LOCUTOR 1 - Para devolver o Papa uma carta exige dois milhões e quinhentos
mil dólares... em uísque escocês.
LOCUTOR 1 - Outra carta exige uma lei liberando imediatamente o uso de tudo o
que é droga , o estupefaciente, a cocaína, o ópio, haxixe, etc.
LOCUTOR 1 - Diz o autor da missiva: “Se vocês quiserem o papa de volta, tratem
de suspender vossas estúpidas guerras, revoluções, execuções e
agressões e cuidem de não matar ninguém durante um dia inteiro a
começar das 18 horas de amanhã”.
LOCUTOR 2 - Esta última mensagem, meus amigos, veio até com restos de
pepino junto e com um sobescrito. Resgate do Papa. Eis o papel.

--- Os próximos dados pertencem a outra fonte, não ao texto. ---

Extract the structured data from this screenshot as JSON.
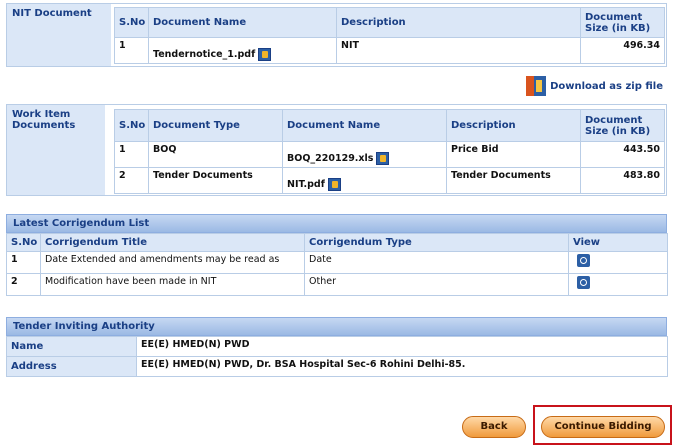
{
  "nit_section": {
    "label": "NIT Document",
    "headers": [
      "S.No",
      "Document Name",
      "Description",
      "Document Size (in KB)"
    ],
    "rows": [
      {
        "sno": "1",
        "name": "Tendernotice_1.pdf",
        "desc": "NIT",
        "size": "496.34"
      }
    ]
  },
  "download_zip": {
    "label": "Download as zip file"
  },
  "work_item_section": {
    "label": "Work Item Documents",
    "headers": [
      "S.No",
      "Document Type",
      "Document Name",
      "Description",
      "Document Size (in KB)"
    ],
    "rows": [
      {
        "sno": "1",
        "type": "BOQ",
        "name": "BOQ_220129.xls",
        "desc": "Price Bid",
        "size": "443.50"
      },
      {
        "sno": "2",
        "type": "Tender Documents",
        "name": "NIT.pdf",
        "desc": "Tender Documents",
        "size": "483.80"
      }
    ]
  },
  "corrigendum": {
    "title": "Latest Corrigendum List",
    "headers": [
      "S.No",
      "Corrigendum Title",
      "Corrigendum Type",
      "View"
    ],
    "rows": [
      {
        "sno": "1",
        "title": "Date Extended and amendments may be read as",
        "type": "Date"
      },
      {
        "sno": "2",
        "title": "Modification have been made in NIT",
        "type": "Other"
      }
    ]
  },
  "authority": {
    "title": "Tender Inviting Authority",
    "name_label": "Name",
    "name_value": "EE(E) HMED(N) PWD",
    "address_label": "Address",
    "address_value": "EE(E) HMED(N) PWD, Dr. BSA Hospital Sec-6 Rohini Delhi-85."
  },
  "buttons": {
    "back": "Back",
    "continue": "Continue Bidding"
  },
  "colors": {
    "accent": "#1a3f85",
    "highlight": "#c8131b",
    "button": "#f09a3c"
  }
}
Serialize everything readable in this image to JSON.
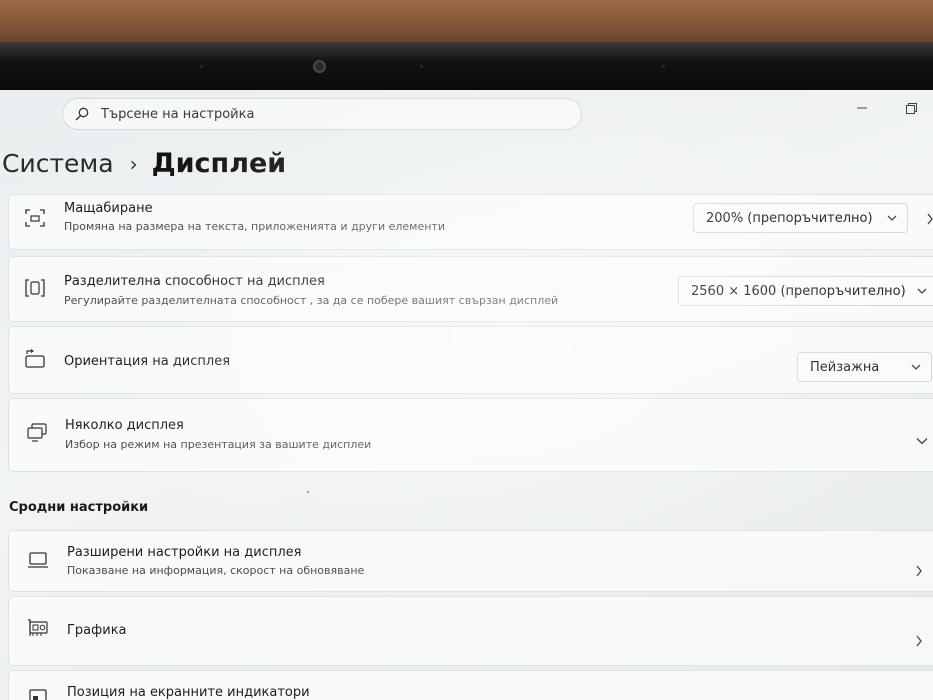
{
  "search": {
    "placeholder": "Търсене на настройка"
  },
  "breadcrumb": {
    "parent": "Система",
    "separator": "›",
    "current": "Дисплей"
  },
  "cards": {
    "scale": {
      "title": "Мащабиране",
      "subtitle": "Промяна на размера на текста, приложенията и други елементи",
      "value": "200% (препоръчително)",
      "icon": "scale-icon"
    },
    "resolution": {
      "title": "Разделителна способност на дисплея",
      "subtitle": "Регулирайте разделителната способност , за да се побере вашият свързан дисплей",
      "value": "2560 × 1600 (препоръчително)",
      "icon": "resolution-icon"
    },
    "orientation": {
      "title": "Ориентация на дисплея",
      "value": "Пейзажна",
      "icon": "orientation-icon"
    },
    "multiple": {
      "title": "Няколко дисплея",
      "subtitle": "Избор на режим на презентация за вашите дисплеи",
      "icon": "multiple-displays-icon"
    }
  },
  "related": {
    "title": "Сродни настройки",
    "items": [
      {
        "title": "Разширени настройки на дисплея",
        "subtitle": "Показване на информация, скорост на обновяване",
        "icon": "monitor-icon"
      },
      {
        "title": "Графика",
        "icon": "graphics-card-icon"
      },
      {
        "title": "Позиция на екранните индикатори",
        "icon": "indicator-icon"
      }
    ]
  }
}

DURANTE ESSAS ÚLTIMAS FALAS SAM JÁ TINHA ENTRADO SEM O
RABINO E COM UM AR BASTANTE SATISFEITO. TODOS OLHAM PARA ELE.
SARA - Este não é aquele saco que eu te dei para embrulhar pepinos ?
SAM - É.
IRVING - Então o senhor me joga fora uma chance dessas de faturar um milhão?
MIRIAM - Shhhh!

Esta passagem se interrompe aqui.